Con Diaz, Slayton, and Steenson are now CBI Research Fellows

We are also delighted to announce that we have added three stellar scholars as CBI Research Fellows, University of California, Davis, Science and Technology Studies Associate Professor Gerardo Con Diaz, Cornell University, Science and Technology Studies Associate Professor Rebecca Slayton, and President of the American Swedish Institute, and past Carnegie Mellon University Design Professor and Vice Provost, Molly Wright Steenson. They join CBI Senior Research Fellows Professors William Aspray, Jennifer Light (MIT), David Nye (S. Denmark), and Dr. James Cortada. CBI research fellows contribute to the institute by helping to organize and co-leading events, giving lectures, helping graduate students, and extending our network.

Con Diaz

Gerardo Con Diaz’s (“Con”) research focuses on how law and policy have shaped the digital world. His first book, Software Rights: How Patent Law Transformed Software Development in America (Yale, 2019) insightfully explores the historical intersection of intellectual property, political economy, business, and technology. It received the Society for the History of Technology (SHOT), Special Interest Group for Computing, Information and Society (SIGCIS)/Computer History Museum (CHM) Book Prize for Best Book in the History of Computing in 2020. His second book is under contract with Yale University Press and is entitled, Everyone Breaks These Laws, How Copyright Made the Online World. 

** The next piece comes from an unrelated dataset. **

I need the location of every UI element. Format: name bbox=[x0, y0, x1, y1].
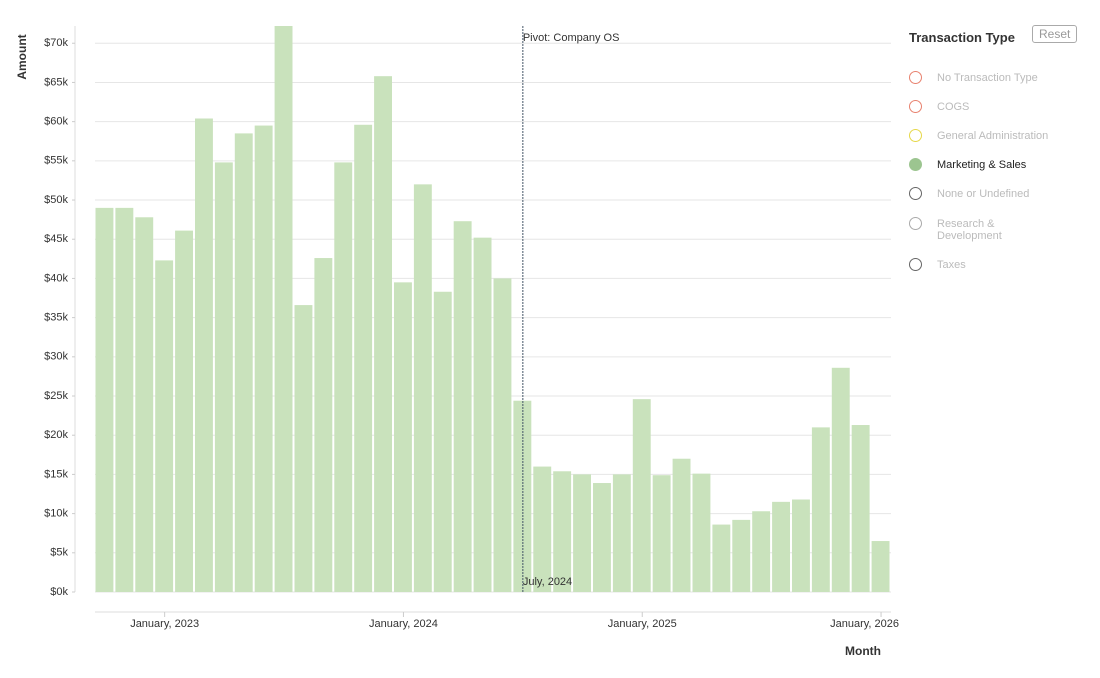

Con is a Fellow of Stanford University, and his research has been supported by the National Science Foundation (NSF), the Alfred P. Sloan Foundation, Stanford University (Hoover Institution), and the Smithsonian Institution. I have the distinct pleasure of partnering with Con on many projects. These include the two of us serving as Co-editors of Johns Hopkins University Press’ Studies in Computing and Culture book series and as Co-PIs on an NSF CBI project “Mining a Useable Past: Perspective, Paradoxes, and Possibilities in Security and Privacy.” Con and I were also co-organizers of CBI symposia “Just Code: Power, Inequality and the Global Political Economy of IT,” and “Automation by Design.”

Rebecca Slayton headshot

Rebecca Slayton’s research and teaching focuses on relationships between and among risk, governance, and expertise. Her first book, Arguments that Count: Physics, Computing and Missile Defense, 1949-2012 (MIT Press, 2013), is a wonderful work of scholarship examining how computing expertise reshaped public policies and conceptions of risk with U.S. missile defense. It received the SIGCIS/CHM Book Prize for Best Book in the History of Computing in 2015. Her next book, Shadowing Cybersecurity, looks at cybersecurity expertise “through the interplay of innovation and repair.” This book is supported by her five-year NSF CAREER award, “Enacting Cybersecurity Expertise.” Prior to Cornell, Slayton taught at Stanford University and at our own University of Minnesota Program in History of Science, Technology, and Medicine. She has also conducted oral histories on computer security that she has donated to the Charles Babbage Institute.

 molly wright steenson

Molly Wright Steenson returned home to Minneapolis this past summer to take the position of President and CEO of the American Swedish Institute (ASI) in Minneapolis. ASI is a museum and cultural center that concentrates on the preservation and study of the history of Swedish Americans and the impact they have had on our nation and culture. Prior to this, Steenson was an Associate Professor in the School of Design at Carnegie Mellon University and served as the university’s Vice Provost of Faculty, and as Senior Associate Dean for Research in the College of the Fine Arts. Steenson authored the intriguing and important book Architectural Intelligence: How Designers and Architects Created the Digital Landscape (MIT Press, 2017). She recently gave a keynote at the Association for Computing Machinery’s Designing Interactive Systems 2023 and has delivered many keynotes and hundreds of talks throughout the world, including a TEDx Talk. 

We are thrilled to have Con, Rebecca, and Molly join us as CBI Research Fellows!